The work arrays are still automatic in the calling routine (now
routines), still declared something like
real(rp) :: Sps_Path(max_f,n_sps)
where max_f is the maximum problem size, and n_sps is the same for every
problem. We need to compute column-wise dot products, so we don't want
to exchange the dimensions, which would make the whole array contiguous
because n_sps is the same for every problem, but this is not helpful
because rows are never contiguous.
The routine is referenced
call one_frequency ( ..., sps_path(:npf,:), ... )
where npf is the current problem size. The original code, in which
Sps_Path etc. were accessed by host association, had sps_path(:npf,:) in
every array reference, but now they're whole-array references with a
requirement that the actual argument is just the relevant section. It
would be costly and error-prone to change them back.
We noticed a performance degradation because the dummy arguments are not
contiguous.
They can't be declared CONTIGUOUS -- because they're not. Well, we
could declare them CONTIGUOUS at the expense of copy-in (and sometimes
copy-out too). VALUE would make the expense more obvious, but the
copying expense would overwhelm the cost increment incurred by
discontiguity.
But every section with stride = 1 in the first dimension is contiguous.
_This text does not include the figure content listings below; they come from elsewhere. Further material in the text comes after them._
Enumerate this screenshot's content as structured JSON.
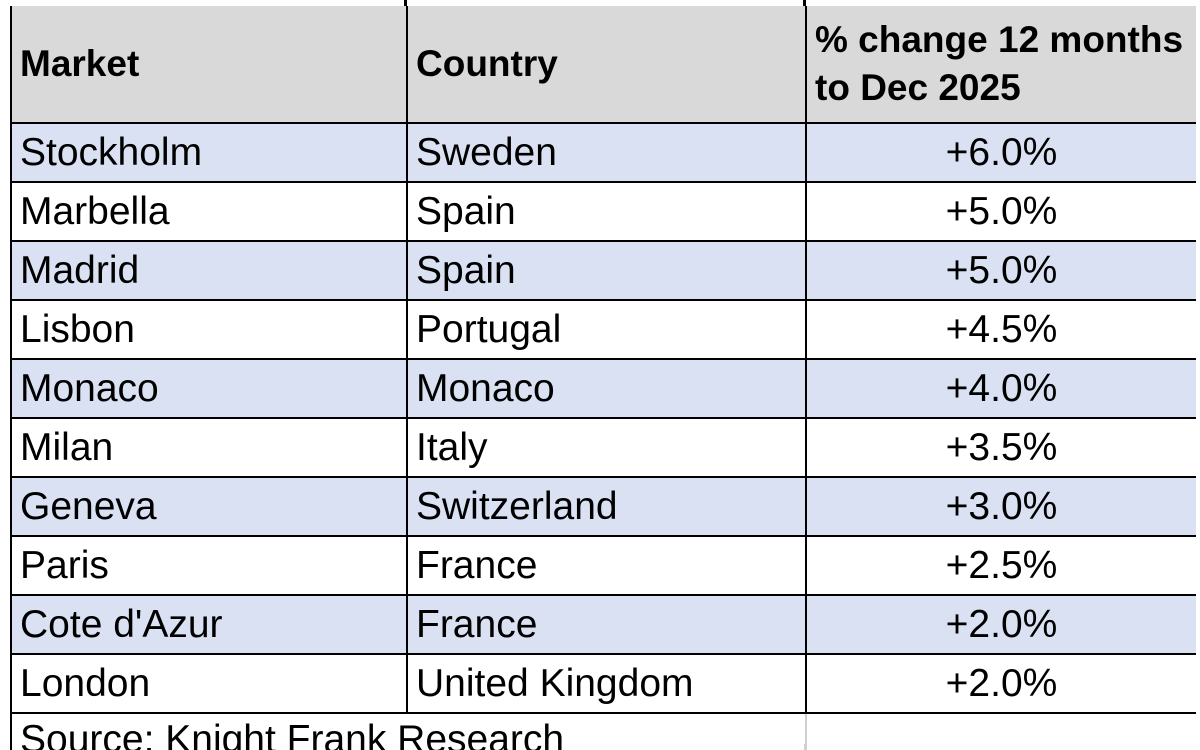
{
  "chart_data": {
    "type": "table",
    "title": "",
    "columns": [
      "Market",
      "Country",
      "% change 12 months to Dec 2025"
    ],
    "column_display": [
      "Market",
      "Country",
      "% change 12 months\nto Dec 2025"
    ],
    "rows": [
      [
        "Stockholm",
        "Sweden",
        "+6.0%"
      ],
      [
        "Marbella",
        "Spain",
        "+5.0%"
      ],
      [
        "Madrid",
        "Spain",
        "+5.0%"
      ],
      [
        "Lisbon",
        "Portugal",
        "+4.5%"
      ],
      [
        "Monaco",
        "Monaco",
        "+4.0%"
      ],
      [
        "Milan",
        "Italy",
        "+3.5%"
      ],
      [
        "Geneva",
        "Switzerland",
        "+3.0%"
      ],
      [
        "Paris",
        "France",
        "+2.5%"
      ],
      [
        "Cote d'Azur",
        "France",
        "+2.0%"
      ],
      [
        "London",
        "United Kingdom",
        "+2.0%"
      ]
    ],
    "values_numeric": [
      6.0,
      5.0,
      5.0,
      4.5,
      4.0,
      3.5,
      3.0,
      2.5,
      2.0,
      2.0
    ],
    "source": "Source: Knight Frank Research",
    "layout": {
      "legend": false,
      "grid": true,
      "banding": "alternate rows starting with first data row"
    }
  },
  "colors": {
    "header_bg": "#d9d9d9",
    "band_bg": "#d9e1f2",
    "row_bg": "#ffffff",
    "border": "#000000",
    "faint_gridline": "#d0d0d0",
    "text": "#000000"
  }
}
For some four-dimensional arrays, it's every such section in the first
three dimensions that are contiguous.
I suspect others have had the same or a similar problem.
Many years ago, I proposed a different notation for partly-contiguous
assumed-shape arrays:
real(rp), intent(in) :: sps_path(::1, :)
meaning "it's contiguous in the first dimension, but columns are not
necessarily contiguous one to another."
More generally:
real, intent(...) :: A(::1, ::1, :)
meaning "it's contiguous only in the first two dimensions, but not after
that," etc. There was a constraint that a dimension could not be
declared to be contiguous unless all previous dimensions are contiguous.
For example
real, intent(in) :: A(:,:,::1)
would be prohibited (because it cannot be correct that an array is
discontiguous in the first two dimensions but contiguous in the third
dimension).
We rejected that notation in favor of CONTIGUOUS. which says the entire
array is contiguous.
PROPOSAL:
Change CONTIGUOUS to
R802 <attr-spec> <<is>> ...
<<or>> CONTIGUOUS [ ( <scalar-int-constant-expr> ) ]
with a constraint that the value of <scalar-int-constant-expr> shall not
exceed the rank of the array.
It would mean "the array is contiguous through the first
<scalar-int-constant-expr> dimensions. If <scalar-int-constant-expr>
does not appear, it means the same as we have now: contiguous through
all dimensions.
For the case of my four-dimensional arrays known to be contiguous in the
first three dimensions, I also know that the first two dimension's
bounds are constants (1:2). Another proposal (that was rejected) was to
allow to mix explicit and assumed shape (and contiguity) in one
declaration, so I could declare an array
complex(rp) :: IncOptDepth(2,2,::1,:)
This array is contiguous in the first three dimensions, but in addition
the processor knows, by looking at the declaration, that the first two
extents are constant. Therefore, there is some hope that when such an
array is an argument, e.g. to MATMUL:
b = matmul(incOptDepth(:,:,i,j), c)
that the processor would optimize it. We noticed a performance
difference between this and
b = matmul(incOptDepth(1:2,1:2,i,j), c)
so some processor was optimizing it. In the current context, to mix the
two proposals, I would write
complex(rp), contiguous(3) :: IncOptDepth(2,2,:,:)
More generally, it is useful to be able to specify explicit extent after
assumed extent, e.g.,
real(rp) :: Buf(:,2)
in which an explicit-extent dimension following a discontiguous
assumed-extent one does not imply contiguity.
But mixing assumed and explicit extent was a different proposal,
requiring much more surgery, included here only for reference.